Manipulasi Hasil Quick Count Dinilai untuk Ciptakan Legitimasi

Djayadi menuturkan, proses penghitungan suara di Indoensia membutuhkan proses panjang, sehingga rentan kecurangan.

oleh Taufiqurrohman diperbarui 11 Jul 2014, 03:27 WIB
Diterbitkan 11 Jul 2014, 03:27 WIB
Jokowi-JK Prabowo-Hatta
(Antara Foto)

Liputan6.com, Jakarta - Direktur Eksekutif Indikator Politik Burhanuddin Muhtadi mencurigai dugaan manipulasi beberapa lembaga survei, terkait hasil penghitungan suara quick count atau hitung cepat Pilpres. Hasil survei indikator menunjukan pasangan Joko Widodo-Jusuf Kalla menang dengan 52,95%, sementara Prabowo Subianto-Hatta Rajasa hanya mendapatkan 47,66%.

Burhan menduga, manipulasi lembaga survei bertujuan menciptakan legitimasi.

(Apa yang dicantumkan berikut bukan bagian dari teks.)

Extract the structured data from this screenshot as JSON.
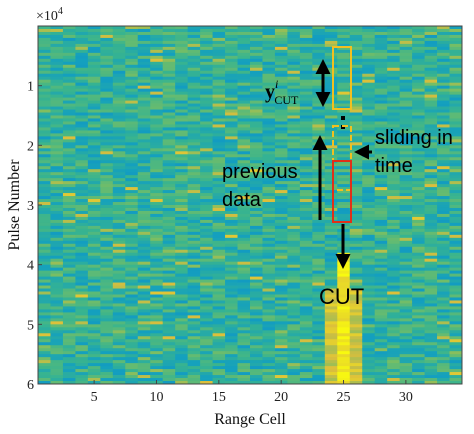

Misalnya, jika nanti proses penghitungan suara real count Komisi Pemilihan Umum (KPU) dicurangi dan menunjukkan kemenangan untuk Prabowo-Hatta, maka pasangan nomor urut 1 tersebut mempunyai bukti hitung cepat yang serupa.

"Itu terkait dengan afiliasi politik. Itu legitimasi. Terkait proses penghitungan manual di KPU yang coba dicari-cari legitimasi intelektualnya di dalam temuan survei. Kalau ada kecurangan dari TPS ke tingkat pusat, jadi KPU tidak merasa terteror dengan hasil hitung cepat," kata Burhan dalam konferensi pers Lembaga-Lembaga Penyelenggara Quick Count Pilpres 2014, di Hotel Atlet Century, Jakarta Pusat, Kamis (10/7/2014).

Hal senada juga diutarakan peneliti Saiful Mujani Research And Consulting (SMRC) Djayadi Hanan. Djayadi menuturkan, proses penghitungan suara di Indoensia membutuhkan proses panjang, sehingga rentan kecurangan.

"Perhitungan suara kita beda dengan Amerika. Kalau di Amerika dari TPS langsung ke pusat data nasional. Tapi kita dari kotak suara di TPS, ke kelurahan, ke kecamatan, kabupaten kota, provinsi dan baru ke pusat," tuturnya.

Dengan memanipulasi hitung cepat untuk menunjukkan kemenangan, kata Djayadi, maka bisa terjadi legitimasi yang juga akan memengaruhi masyarakat. "Itulah kenapa dilakukan deklarasi kemenangan. Supaya masyarakat juga tetap percaya."

"Kalau tidak ada deklarasi, masyarakat akan menilai hanya Jokowi-JK yang menang, sehingga akan bertanya-tanya kalau nanti KPU menetapkan Prabowo-Hatta. Dengan kondisi seperti ini, masyarakat juga terbelah," tandas Djayadi.

Setelah hampir selesai penghitungan suara quick count atau hitung cepat, pasangan capres dan cawapres Joko Widodo-Jusuf Kalla (Jokowi-JK) menyatakan kemenangan pada Pilpres 2014. Deklarasi kemenangan tersebut berdasarkan sejumlah lembaga survei.

Tak lama kemudian, pasangan Prabowo-Hatta pun tak mau kalah dan melakukan hal sama. Pasangan capres nomor urut 1 itu mendeklrasikan kemenangannya pada Pilpres sesuai hasil penghitungan quick count lembaga surveinya.

Keduanya saling mengklaim kemenangan pada Pilpres 2014. Namun Rabu malam, Presiden Susilo Bambang Yudhoyono memanggil kedua pasangan capres ke kediamanya di Puri Cikeas, Bogor. SBY meminta keduanya untuk tetap tenang dan menunggu hasil resmi penghitungan dari Komisi Pemilihan Umum (KPU).

Masyarakat pun merasa dibingungkan dengan keadaan tersebut. Sejumlah pihak meminta para lembaga survei untuk diaudit, guna membuktikan kredibilitas masing-masing.